Dalam kesempatan itu hadir Anggota Badan Pemeriksa Keuangan Ali Masykur Musa, serta jajaran PBNU antara lain Ketua Umum KH Said Aqil Siroj, Khatib Aam Syuriyah KH Malik Madaniy, Rais Syuriah KH Masdar F Masudi, dan Sekjen Marsudi Syuhud. Mahfud mengakui upaya memberantas korupsi di negara ini bukan persoalan mudah karena sudah sangat mengakar.
"Saya sendiri tidak tahu bagaimana caranya. Teori pemberantasan korupsi dari gudang sudah habis. Semua cara sudah disarankan," katanya.
Apalagi, kata Mahfud, saat ini terjadi saling sandera di antara elit, sehingga pemberantasan korupsi semakin sulit, padahal negara terus digerogoti. "Ada penyanderaan satu sama lain. Orang tidak berani menindak karena sudah disandera," katanya.

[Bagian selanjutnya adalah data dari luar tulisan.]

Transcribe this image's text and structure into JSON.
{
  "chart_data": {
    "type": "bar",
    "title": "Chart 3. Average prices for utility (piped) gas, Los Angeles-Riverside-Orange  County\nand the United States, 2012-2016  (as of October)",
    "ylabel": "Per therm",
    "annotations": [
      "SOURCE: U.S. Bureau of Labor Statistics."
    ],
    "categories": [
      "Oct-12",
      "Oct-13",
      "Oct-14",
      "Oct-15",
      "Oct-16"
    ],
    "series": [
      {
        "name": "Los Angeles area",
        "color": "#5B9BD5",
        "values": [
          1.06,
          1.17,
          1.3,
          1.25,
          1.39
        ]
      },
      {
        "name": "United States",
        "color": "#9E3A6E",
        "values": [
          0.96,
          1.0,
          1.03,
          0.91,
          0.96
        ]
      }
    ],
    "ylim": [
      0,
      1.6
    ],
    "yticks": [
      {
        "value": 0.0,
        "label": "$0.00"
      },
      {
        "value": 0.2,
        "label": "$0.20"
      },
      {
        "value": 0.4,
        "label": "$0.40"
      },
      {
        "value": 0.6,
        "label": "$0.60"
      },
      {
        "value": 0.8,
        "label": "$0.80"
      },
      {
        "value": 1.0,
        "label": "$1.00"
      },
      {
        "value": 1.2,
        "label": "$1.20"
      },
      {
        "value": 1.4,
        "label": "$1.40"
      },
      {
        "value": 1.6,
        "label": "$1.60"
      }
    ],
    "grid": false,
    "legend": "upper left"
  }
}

Menurutnya, gerakan moral dari masyarakat harus kembali digiatkan, setidaknya untuk meneriakkan kasus-kasus korupsi dan perlunya keseriusan dalam pemberantasan korupsi. "Sekarang kita kekurangan orang yang berani dan bisa berteriak. Semua orang disandera sehingga tidak berani berteriak. Kita yang tidak terlibat harus berteriak habis-habisan kalau sayang pada negara ini," katanya.
Dengan alasan itu pula, kata Mahfud, ia tidak peduli dengan berbagai tuduhan dan pernyataan miring yang ditujukan kepada dirinya selaku Ketua MK. "Yang penting saya tidak mengomentari perkara yang sedang saya tangani. Untuk kasus lain tak ada urusan. Saya tak peduli dibilang apa," katanya.
Sebelumnya Ali Masykur Musa mengungkapkan sejumlah temuan BPK terkait penyelewenangan keuangan negara. "Keuangan negara ini tak sebatas pada APBN. APBN hanya salah satu saja," katanya.
Menurut Ali Masykur, sedikitnya ada tujuh titik yang menjadi peluang dan biasa dimainkan, di antaranya adalah dana nonbudgeter, hibah, penerimaan negara bukan pajak, termasuk perjalanan dinas. "Perjalanan dinas 70 persen fiktif," tuturnya.
Sayangnya, kata Ali Masykur, BPK tidak memiliki kewenangan untuk melakukan proses hukum seperti penyelidikan. Pada kesempatan itu Said Aqil kembali menegaskan komitmen NU dalam upaya pemberantasan korupsi. "Korupsi bisa membangkrutkan negara, dan tindakan membangkrutkan negara di Islam bisa dihukum mati," katanya.
Sebagai bentuk kepedulian moral NU terhadap upaya pemberantasan korupsi, katanya, NU pernah mengeluarkan fatwa NU yang melarang kyai ikut mensholati jenazah pelaku korupsi. "Bukan jenazah koruptor tak boleh disholati, tetapi kyai diimbau tidak ikut menshalati," katanya.